IHT Planning and Business Sale
- Business Owners: qualifying clients can benefit from multiple tax reliefs.
- IHT Relief: immediate IHT relief for qualifying business owners.
- Control: access to capital maintained throughout.
Mr Greencoat inherited the family’s electronic manufacturing business twenty years ago. He has recently sold the business and is now looking forward to a full and happy retirement.
Mr Greencoat was fortunate to receive £5 million in cash from the sale of the business and is no longer working for the company.
Mr Greencoat is 65 and his wife is 62, they have two children both of whom have forged a good start in their respective professional careers.
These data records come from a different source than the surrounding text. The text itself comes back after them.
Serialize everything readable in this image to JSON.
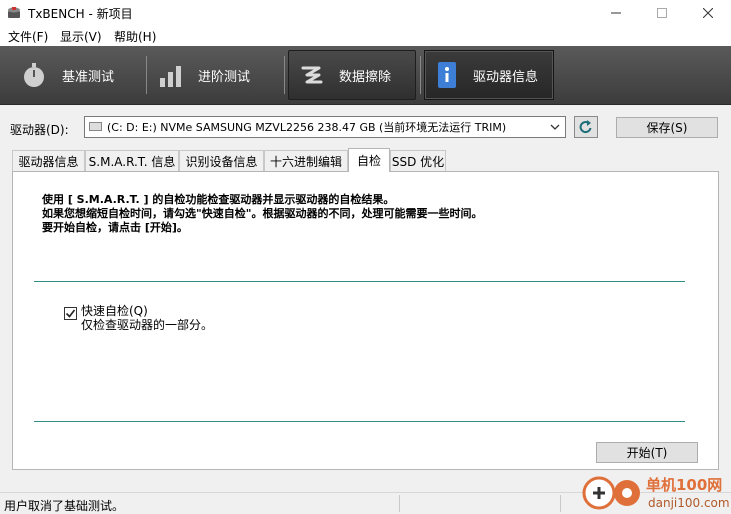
{
  "window": {
    "title": "TxBENCH - 新项目"
  },
  "menu": [
    "文件(F)",
    "显示(V)",
    "帮助(H)"
  ],
  "toolbar": {
    "buttons": [
      {
        "label": "基准测试",
        "icon": "stopwatch-icon"
      },
      {
        "label": "进阶测试",
        "icon": "bar-chart-icon"
      },
      {
        "label": "数据擦除",
        "icon": "erase-icon"
      },
      {
        "label": "驱动器信息",
        "icon": "drive-info-icon",
        "active": true
      }
    ]
  },
  "drive": {
    "label": "驱动器(D):",
    "selected": "(C: D: E:) NVMe SAMSUNG MZVL2256  238.47 GB (当前环境无法运行 TRIM)",
    "save_label": "保存(S)"
  },
  "tabs": [
    {
      "label": "驱动器信息"
    },
    {
      "label": "S.M.A.R.T. 信息"
    },
    {
      "label": "识别设备信息"
    },
    {
      "label": "十六进制编辑"
    },
    {
      "label": "自检",
      "active": true
    },
    {
      "label": "SSD 优化"
    }
  ],
  "selftest": {
    "desc_lines": [
      "使用 [ S.M.A.R.T. ] 的自检功能检查驱动器并显示驱动器的自检结果。",
      "如果您想缩短自检时间，请勾选\"快速自检\"。根据驱动器的不同，处理可能需要一些时间。",
      "要开始自检，请点击 [开始]。"
    ],
    "quick_label": "快速自检(Q)",
    "quick_checked": true,
    "quick_sub": "仅检查驱动器的一部分。",
    "start_label": "开始(T)"
  },
  "status": {
    "text": "用户取消了基础测试。"
  },
  "watermark": {
    "site_cn": "单机100网",
    "site_url": "danji100.com"
  },
  "colors": {
    "toolbar": "#474747",
    "separator_line": "#2f8f86",
    "watermark": "#e0703a"
  }
}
Mr & Mrs Greencoat now need to start making definitive plans for their legacy and are aware that they have an estate significantly above the IHT nil rate band. Their financial adviser has also made them aware of Entrepreneurs’ Relief and they have some time before any payment of tax is due. Ten years ago, the adviser also recommended a number of trusts be set up for the children.
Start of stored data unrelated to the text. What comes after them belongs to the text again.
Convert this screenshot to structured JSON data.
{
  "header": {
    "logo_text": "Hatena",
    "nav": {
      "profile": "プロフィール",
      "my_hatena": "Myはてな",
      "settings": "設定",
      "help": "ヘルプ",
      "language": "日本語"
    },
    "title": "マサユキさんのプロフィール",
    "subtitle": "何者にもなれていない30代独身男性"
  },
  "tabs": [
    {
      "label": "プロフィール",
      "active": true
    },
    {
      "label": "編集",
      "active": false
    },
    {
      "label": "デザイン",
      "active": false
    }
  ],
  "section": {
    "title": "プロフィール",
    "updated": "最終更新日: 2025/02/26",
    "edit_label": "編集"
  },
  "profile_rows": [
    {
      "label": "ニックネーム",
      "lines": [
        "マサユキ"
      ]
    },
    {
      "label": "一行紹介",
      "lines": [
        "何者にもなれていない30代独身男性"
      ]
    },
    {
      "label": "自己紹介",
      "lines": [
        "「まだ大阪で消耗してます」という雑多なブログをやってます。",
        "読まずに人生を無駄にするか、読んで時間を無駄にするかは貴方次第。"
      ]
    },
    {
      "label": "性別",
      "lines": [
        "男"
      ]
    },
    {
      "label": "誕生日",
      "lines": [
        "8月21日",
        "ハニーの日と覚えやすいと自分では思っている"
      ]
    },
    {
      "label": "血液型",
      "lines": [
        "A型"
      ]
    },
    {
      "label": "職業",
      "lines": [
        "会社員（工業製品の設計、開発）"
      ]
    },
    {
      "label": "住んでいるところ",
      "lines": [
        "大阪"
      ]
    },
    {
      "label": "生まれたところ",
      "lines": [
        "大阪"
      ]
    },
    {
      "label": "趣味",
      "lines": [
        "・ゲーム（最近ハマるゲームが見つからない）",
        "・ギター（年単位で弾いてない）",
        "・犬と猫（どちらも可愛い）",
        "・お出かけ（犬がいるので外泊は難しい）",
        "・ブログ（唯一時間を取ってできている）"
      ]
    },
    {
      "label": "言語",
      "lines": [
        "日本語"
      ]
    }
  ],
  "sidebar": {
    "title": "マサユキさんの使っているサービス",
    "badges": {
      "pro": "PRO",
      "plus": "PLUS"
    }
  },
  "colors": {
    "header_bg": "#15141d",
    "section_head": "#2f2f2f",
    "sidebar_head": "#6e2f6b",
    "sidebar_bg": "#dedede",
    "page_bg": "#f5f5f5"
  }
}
The Greencoats are therefore exploring options for the windfall gain on the sale of the business.
Their financial adviser has discussed the use of Business (Property) Relief for the Greencoats, particularly since they had the potential benefit of this relief whilst they owned the company. This appealed to them and by setting up their own trading company they would continue to get 100% relief on the capital, which was extremely attractive. The adviser was able to confirm that as they had run the family company for more than two years, the IHT relief would not be lost and therefore continued full relief from IHT on the amount invested was available immediately.
The adviser noted that this relief was available if both the full proceeds and part proceeds were reinvested.
Capital Gains Tax Planning
As noted earlier, the Greencoats had been made aware that the proceeds of sale would qualify for Entrepreneurs’ Relief. The business was inherited 20 years ago and therefore it is likely that most of the proceeds would be considered a taxable gain and this was being reviewed by the Greencoats’ accountant. Entrepreneurs’ Relief would restrict CGT to 10% of the gain at c. £500,000.
The adviser again pointed out that this can be mitigated entirely if the proceeds were reinvested in a qualifying business. It was certainly welcome news that an investment in a trading company could also achieve this. The Greencoats agreed to read up on Business Asset Rollover Relief but liked the flexibility it provided, as it meant they could get both relief on some or all of the proceeds.
Finally, the adviser also stated that an investment in Enterprise Investment Scheme (EIS) qualifying companies would also enable the gain to be sheltered (an unlimited amount for capital gains tax). An EIS investment also benefits from Business Relief.
A few weeks later, and following meetings with their accountant and financial adviser, the Greencoats invested £4 million in a trading company, leaving £1 million for pension contributions, other investments and a nest egg for the future.
The capital is invested in their name and they will be able to pass on the benefit to their children. Crucially, they got an immediate relief from IHT of £1.6 million and have deferred a capital gain of at least £400,000.
Mr Greencoat was able to invest the proceeds from selling his business, protect the capital from Inheritance Tax and defer the Capital Gains Tax simply through effective financial planning.